For Michael Crabtree and the newly crowned NFC West-champion 49ers, that's a welcome change.
But what's that saying about some players maturing later than others? About top prospects who leave college early needing additional time to adjust to the pro game and the pro life? Sounds familiar, doesn't it?
It took Crabtree a while OK, three-plus seasons, to be exact but the fourth-year wideout has emerged as that prolific, game-changing playmaker the 49ers envisioned when they selected him 10th in the 2009 NFL draft. He runs precise, classic routes, utilizes his speed and athleticism to separate from his defenders, and very quickly is developing into Colin Kaepernick's favorite target.
On Sunday, against an Arizona Cardinals team known for its lousy record but stingy pass defense and with the 49ers' receiving corps depleted by injuries Crabtree enjoyed the best afternoon of his career. He caught eight passes for 172 yards and two touchdowns, and became the first 49ers receiver to record 1,000 yards in a season since Terrell Owens in 2003.
Crabtree tormented defensive backs on slants, on crossing patterns, on one sideline route after another. Repeatedly, he would gather a pass and hesitate just long enough to freeze his defender, then spin and accelerate.
He turned the left sideline into his personal playground, or as he joked afterward, his backyard basketball court.
"I just try to juke the other guy out," Crabtree said as he walked alone out of the stadium. "That's something I learned when I was little, trying to fake guys out when I was playing basketball. Now it's just instinct."

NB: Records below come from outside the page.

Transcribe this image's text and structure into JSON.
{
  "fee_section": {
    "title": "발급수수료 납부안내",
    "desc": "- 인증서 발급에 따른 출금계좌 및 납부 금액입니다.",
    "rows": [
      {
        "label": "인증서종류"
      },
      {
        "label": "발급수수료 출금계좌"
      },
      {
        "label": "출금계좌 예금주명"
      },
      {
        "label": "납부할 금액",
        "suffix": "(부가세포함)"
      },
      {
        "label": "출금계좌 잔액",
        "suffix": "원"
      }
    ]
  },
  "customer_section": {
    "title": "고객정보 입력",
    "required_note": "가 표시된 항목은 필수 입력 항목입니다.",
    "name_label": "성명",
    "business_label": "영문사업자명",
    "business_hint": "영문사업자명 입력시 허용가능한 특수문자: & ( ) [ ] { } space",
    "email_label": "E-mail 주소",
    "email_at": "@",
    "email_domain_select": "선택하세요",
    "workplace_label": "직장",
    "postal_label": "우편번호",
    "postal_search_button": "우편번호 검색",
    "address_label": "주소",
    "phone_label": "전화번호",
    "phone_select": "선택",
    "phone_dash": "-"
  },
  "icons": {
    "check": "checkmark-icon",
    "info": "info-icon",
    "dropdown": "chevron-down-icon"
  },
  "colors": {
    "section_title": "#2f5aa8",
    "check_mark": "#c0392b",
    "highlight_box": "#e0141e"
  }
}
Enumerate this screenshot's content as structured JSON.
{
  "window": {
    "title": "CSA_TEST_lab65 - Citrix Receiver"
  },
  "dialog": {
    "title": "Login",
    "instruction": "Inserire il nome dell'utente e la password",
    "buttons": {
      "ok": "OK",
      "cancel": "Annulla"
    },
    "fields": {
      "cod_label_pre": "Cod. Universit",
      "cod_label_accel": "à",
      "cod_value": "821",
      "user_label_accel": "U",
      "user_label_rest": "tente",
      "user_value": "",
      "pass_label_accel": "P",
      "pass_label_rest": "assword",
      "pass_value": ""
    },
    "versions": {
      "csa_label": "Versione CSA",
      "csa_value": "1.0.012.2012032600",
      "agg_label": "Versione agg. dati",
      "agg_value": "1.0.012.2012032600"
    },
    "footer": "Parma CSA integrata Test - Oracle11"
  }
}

During the 80-yard drive that kick-started the 49ers' offense, Crabtree grabbed one pass for 31 yards, hauled in another perfect strike from the scrambling Kaepernick at the 20, then sprinted the remainder of the 49-yard scoring strike for the first of his two touchdowns.
But about those immense and impressive soft hands. The right hand, the left hand. The hands, together. Jim Harbaugh has gushed about Crabtree's pass-catching ability since the day he took the job. Often unsolicited and this is how you know the coach loves the guy he deflected criticism about Crabtree's disappointing early seasons, the surprising drops, the questions about his durability and about his sullen attitude.
Insisting there was much more to come, Harbaugh increasingly has featured the former Texas Tech standout, at times, at the expense of tight end Vernon Davis.
Not so long ago, remember, Davis was the quarterback's favorite target, the receiver perceived as an emerging star. But the hierarchy and the dynamics have changed.
Almost from the moment Alex Smith was supplanted by the stronger-armed, athletically superior Kaepernick, the connection between Kaepernick and Crabtree has been apparent; these two just click.
"My dude (Kaepernick) made it happen," said Crabtree, referring to his individual accomplishments. "I'm just going out there, running routes, catching the ball until I make a play. With how bad I did last year, in my opinion I feel like I didn't do what I was supposed to do. I feel like I get another chance. It feels good."
While the second-quarter touchdown stood out, one sequence just before halftime perhaps best illustrates the 6-foot-1, 214-pound wideout's pass-catching ability: With Kaepernick in the shotgun and staring at third and long, Crabtree broke down the right sideline. While on the dead run, a few yards beyond any defenders, he extended his right arm and snagged the ball, then cradled it ever so gently in his gloved right hand.
Asked about the grab, Crabtree laughed and shook his head.
"That's just football," he insisted. "Nothing special. I have been doing that my whole life."